In 2024 Albanese and Wong lined up with others to say an Israeli Defence Forces ground attack in Rafah would be “unjustifiable”. Yet in the Rafah offensive the Israelis killed hundreds of Hamas terrorists, senior leaders involved in the October 7 atrocities and their military commander, Yahya Sinwar. Likewise, Albanese and Wong were calling for a ceasefire against Hezbollah in Lebanon before Nasrallah was killed and before Israel cleared out massive caches of weapons and rockets in fortifications close to its border where, under Security Council resolution 1701, the UN was supposed to be excluding Hezbollah and its arsenal.
And even this month, Albanese and Wong again were making calls for “de-escalation” between Israel and Iran, before the US intervened to bomb Iran’s illegal nuclear weapons installations. It is becoming something of a pattern; soon after Albanese and Wong call for the forces of freedom to put down their weapons, those forces score historic victories that make the world safer. It makes you wonder whether the Prime Minister and his Foreign Minister would ever support the use of military might. After Pearl Harbor? After the invasion of Poland? The bombing of Darwin?

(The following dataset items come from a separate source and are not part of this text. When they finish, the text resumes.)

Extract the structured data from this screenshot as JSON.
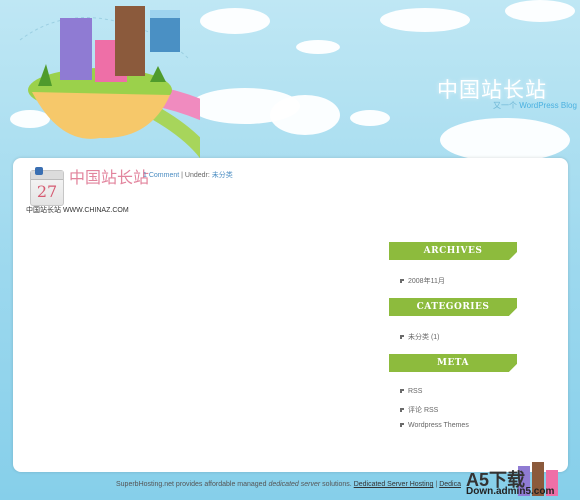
{
  "blog": {
    "title": "中国站长站",
    "tagline_prefix": "又一个",
    "tagline_suffix": "WordPress Blog"
  },
  "post": {
    "day": "27",
    "title": "中国站长站",
    "comments": "1 Comment",
    "separator": "|",
    "category_prefix": "Undedr:",
    "category": "未分类",
    "body": "中国站长站  WWW.CHINAZ.COM"
  },
  "sidebar": {
    "archives": {
      "title": "ARCHIVES",
      "items": [
        "2008年11月"
      ]
    },
    "categories": {
      "title": "CATEGORIES",
      "items": [
        "未分类 (1)"
      ]
    },
    "meta": {
      "title": "META",
      "items": [
        "RSS",
        "评论 RSS",
        "Wordpress Themes"
      ]
    }
  },
  "footer": {
    "text_a": "SuperbHosting.net provides affordable managed",
    "text_b": "dedicated server",
    "text_c": "solutions.",
    "link_1": "Dedicated Server Hosting",
    "sep": "|",
    "link_2": "Dedica"
  },
  "watermark": {
    "main": "A5下载",
    "sub": "Down.admin5.com"
  },
  "colors": {
    "sky": "#9cd8ee",
    "widget_green": "#8dbb3d",
    "title_pink": "#e2849d"
  }
}
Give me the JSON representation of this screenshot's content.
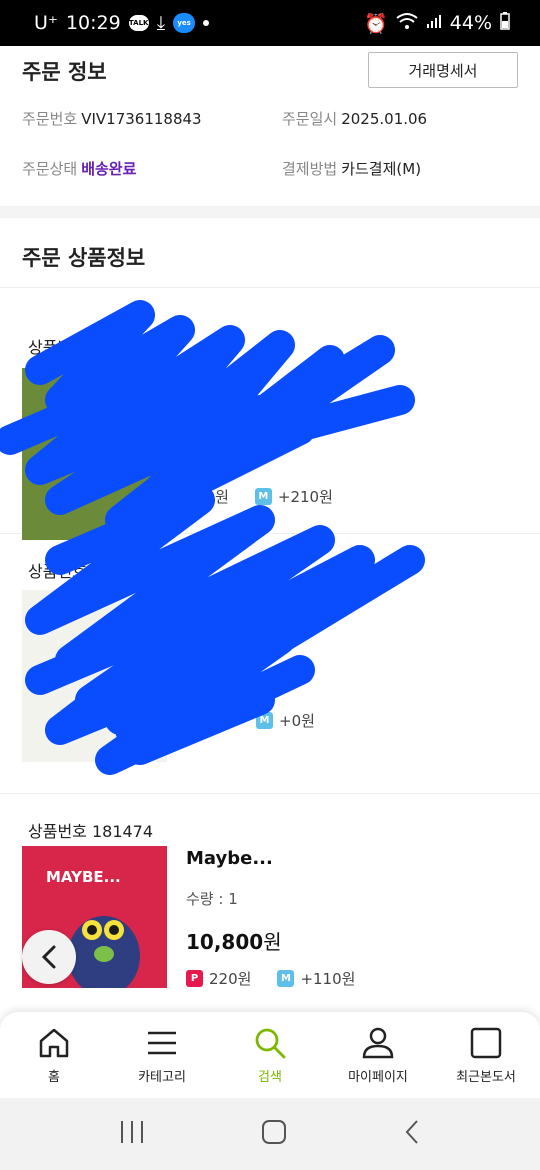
{
  "status_bar": {
    "carrier": "U⁺",
    "time": "10:29",
    "talk_label": "TALK",
    "yes_label": "yes",
    "battery": "44%"
  },
  "order_info": {
    "title": "주문 정보",
    "receipt_button": "거래명세서",
    "order_no_label": "주문번호",
    "order_no": "VIV1736118843",
    "order_date_label": "주문일시",
    "order_date": "2025.01.06",
    "status_label": "주문상태",
    "status": "배송완료",
    "payment_label": "결제방법",
    "payment": "카드결제(M)"
  },
  "products_title": "주문 상품정보",
  "products": [
    {
      "no_label": "상품번호 1",
      "price_points": "20원",
      "m_points": "+210원"
    },
    {
      "no_label": "상품번호",
      "name": "Li...r...",
      "qty": "수...",
      "price": "...0원",
      "m_points": "+0원"
    },
    {
      "no_label": "상품번호 181474",
      "name": "Maybe...",
      "qty": "수량 : 1",
      "price_num": "10,800",
      "price_unit": "원",
      "p_points": "220원",
      "m_points": "+110원",
      "cover_title": "MAYBE..."
    }
  ],
  "badges": {
    "p": "P",
    "m": "M"
  },
  "bottom_nav": [
    {
      "label": "홈",
      "icon": "home-icon"
    },
    {
      "label": "카테고리",
      "icon": "menu-icon"
    },
    {
      "label": "검색",
      "icon": "search-icon",
      "active": true
    },
    {
      "label": "마이페이지",
      "icon": "person-icon"
    },
    {
      "label": "최근본도서",
      "icon": "square-icon"
    }
  ],
  "colors": {
    "accent_green": "#7cb800",
    "status_purple": "#6a1fb5",
    "scribble_blue": "#0a4dff",
    "p_badge": "#e5194b",
    "m_badge": "#5ec0e8"
  }
}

If Albanese and Wong hold any kind of world view it would resemble most closely the misinformed, valueless, great power resentment of the feral street protesters who support Hamas one moment and the Iranian regime the next, backing whoever spits in the face of the US, Israel and the capitalist West.
This jejune movement is where Albanese and Wong learned their politics, developed their Socialist Left factional affiliations and made their long-term political bargains.

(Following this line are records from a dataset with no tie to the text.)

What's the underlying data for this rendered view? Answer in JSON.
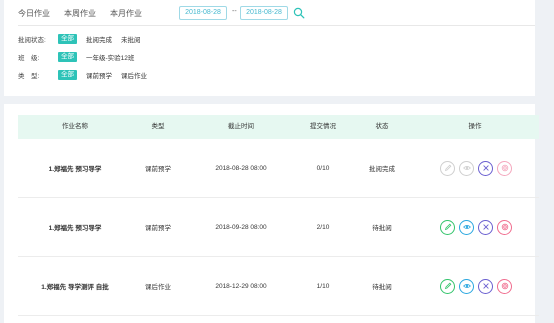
{
  "tabs": [
    "今日作业",
    "本周作业",
    "本月作业"
  ],
  "date_start": "2018-08-28",
  "date_end": "2018-08-28",
  "date_separator": "--",
  "filters": [
    {
      "label": "批阅状态:",
      "options": [
        "全部",
        "批阅完成",
        "未批阅"
      ]
    },
    {
      "label": "班　级:",
      "options": [
        "全部",
        "一年级-实验12班"
      ]
    },
    {
      "label": "类　型:",
      "options": [
        "全部",
        "课前预学",
        "课后作业"
      ]
    }
  ],
  "table": {
    "headers": [
      "作业名称",
      "类型",
      "截止时间",
      "提交情况",
      "状态",
      "操作"
    ],
    "rows": [
      {
        "name": "1.郑福先 预习导学",
        "type": "课前预学",
        "deadline": "2018-08-28 08:00",
        "submit": "0/10",
        "status": "批阅完成",
        "disabled": true
      },
      {
        "name": "1.郑福先 预习导学",
        "type": "课前预学",
        "deadline": "2018-09-28 08:00",
        "submit": "2/10",
        "status": "待批阅",
        "disabled": false
      },
      {
        "name": "1.郑福先 导学测评 自批",
        "type": "课后作业",
        "deadline": "2018-12-29 08:00",
        "submit": "1/10",
        "status": "待批阅",
        "disabled": false
      }
    ]
  },
  "colors": {
    "accent": "#2ec3b8",
    "header_bg": "#e6f8f1",
    "edit": "#33c46b",
    "view": "#2aa7e0",
    "close": "#6a5fd0",
    "delete": "#f06c8e"
  },
  "icons": [
    "search-icon",
    "edit-icon",
    "view-icon",
    "close-icon",
    "delete-icon"
  ]
}
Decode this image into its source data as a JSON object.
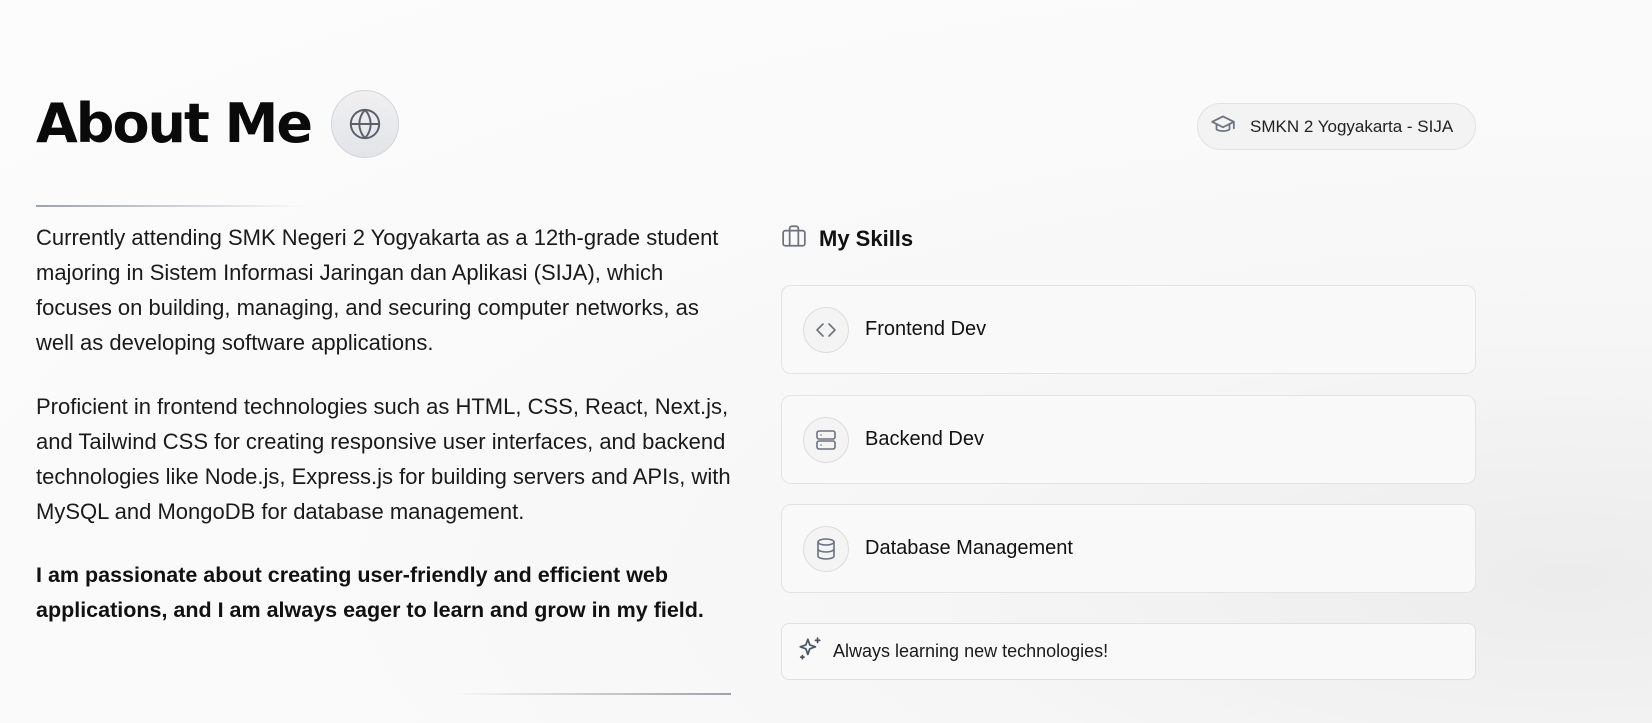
{
  "header": {
    "title": "About Me",
    "globe_icon": "globe-icon"
  },
  "school_badge": {
    "icon": "graduation-cap-icon",
    "label": "SMKN 2 Yogyakarta - SIJA"
  },
  "about": {
    "paragraphs": [
      "Currently attending SMK Negeri 2 Yogyakarta as a 12th-grade student majoring in Sistem Informasi Jaringan dan Aplikasi (SIJA), which focuses on building, managing, and securing computer networks, as well as developing software applications.",
      "Proficient in frontend technologies such as HTML, CSS, React, Next.js, and Tailwind CSS for creating responsive user interfaces, and backend technologies like Node.js, Express.js for building servers and APIs, with MySQL and MongoDB for database management.",
      "I am passionate about creating user-friendly and efficient web applications, and I am always eager to learn and grow in my field."
    ]
  },
  "skills": {
    "heading": "My Skills",
    "heading_icon": "briefcase-icon",
    "items": [
      {
        "label": "Frontend Dev",
        "icon": "code-icon"
      },
      {
        "label": "Backend Dev",
        "icon": "server-icon"
      },
      {
        "label": "Database Management",
        "icon": "database-icon"
      }
    ]
  },
  "note": {
    "icon": "sparkles-icon",
    "text": "Always learning new technologies!"
  },
  "colors": {
    "text": "#111111",
    "icon_gray": "#6b7280",
    "card_border": "#e3e3e3",
    "divider": "#9ea2ab"
  }
}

Albanese was a student activist for all the usual causes, including pro-Palestinian, before working for the ALP and Tom Uren, one of the most left-wing ministers in the Whitlam government; Albanese has referred to Uren as his “father figure”. Wong was also a student activist and worked as a lawyer for the hard-left, hard-core CFMEU.

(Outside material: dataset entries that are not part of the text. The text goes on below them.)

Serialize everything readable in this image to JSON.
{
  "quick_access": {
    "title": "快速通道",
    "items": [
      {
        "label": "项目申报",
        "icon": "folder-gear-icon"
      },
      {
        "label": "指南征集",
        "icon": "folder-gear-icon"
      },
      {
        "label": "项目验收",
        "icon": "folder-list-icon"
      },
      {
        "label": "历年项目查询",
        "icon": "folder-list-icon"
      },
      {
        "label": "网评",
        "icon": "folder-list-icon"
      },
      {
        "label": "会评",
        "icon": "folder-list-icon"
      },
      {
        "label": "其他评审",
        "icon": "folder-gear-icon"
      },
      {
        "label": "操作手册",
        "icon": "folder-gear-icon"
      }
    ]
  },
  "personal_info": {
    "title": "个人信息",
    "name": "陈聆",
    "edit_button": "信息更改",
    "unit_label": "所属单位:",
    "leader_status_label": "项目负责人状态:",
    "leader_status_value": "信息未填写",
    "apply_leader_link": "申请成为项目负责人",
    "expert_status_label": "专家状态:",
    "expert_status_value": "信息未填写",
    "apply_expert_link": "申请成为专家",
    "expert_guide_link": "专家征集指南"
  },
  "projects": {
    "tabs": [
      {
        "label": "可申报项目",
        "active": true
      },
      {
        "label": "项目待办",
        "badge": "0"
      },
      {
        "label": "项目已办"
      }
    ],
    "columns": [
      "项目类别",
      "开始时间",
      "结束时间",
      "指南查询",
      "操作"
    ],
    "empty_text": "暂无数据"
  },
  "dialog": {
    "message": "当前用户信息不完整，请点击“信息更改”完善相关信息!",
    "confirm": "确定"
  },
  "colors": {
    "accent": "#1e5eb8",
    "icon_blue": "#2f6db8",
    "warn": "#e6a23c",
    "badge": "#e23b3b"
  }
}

Central to their success in rising to the lofty positions of Prime Minister and Foreign Minister has been styling themselves as political moderates. But that is exposed as mere pretence because at every turn in foreign policy their radical anti-establishment ideology is exposed. (Remember in late 2023 Albanese rejected a US request to contribute a navy vessel to help protect shipping in the Middle East.) Their loyalty is to UN-led multilateralism, not the values and alliance-driven foreign policy of American and Western leadership. This makes them useful dupes for despotic regimes such as those in China, Russia and Iran who resent US hegemony.
Albanese and Wong are entirely unsuitable for the weighty positions they hold. In ominous times, Australian foreign policy is drifting into worrisome waters.
By rejecting American overtures on defence spending and failing to give the US practical and diplomatic support in the strategic hotspot of the Middle East, they have weakened the alliance relationship at a perilous time. Love Trump or hate him, there is no denying that this week he has made the Middle East safer and NATO stronger, delivering on aims long held by Democrat and Republican presidents.
This can only help curb Chinese belligerence in our region. But Albanese and Wong have been nay-sayers all along, made Australia less than useful and contributed nothing to historic strategic gains except snide criticism from the cheap seats.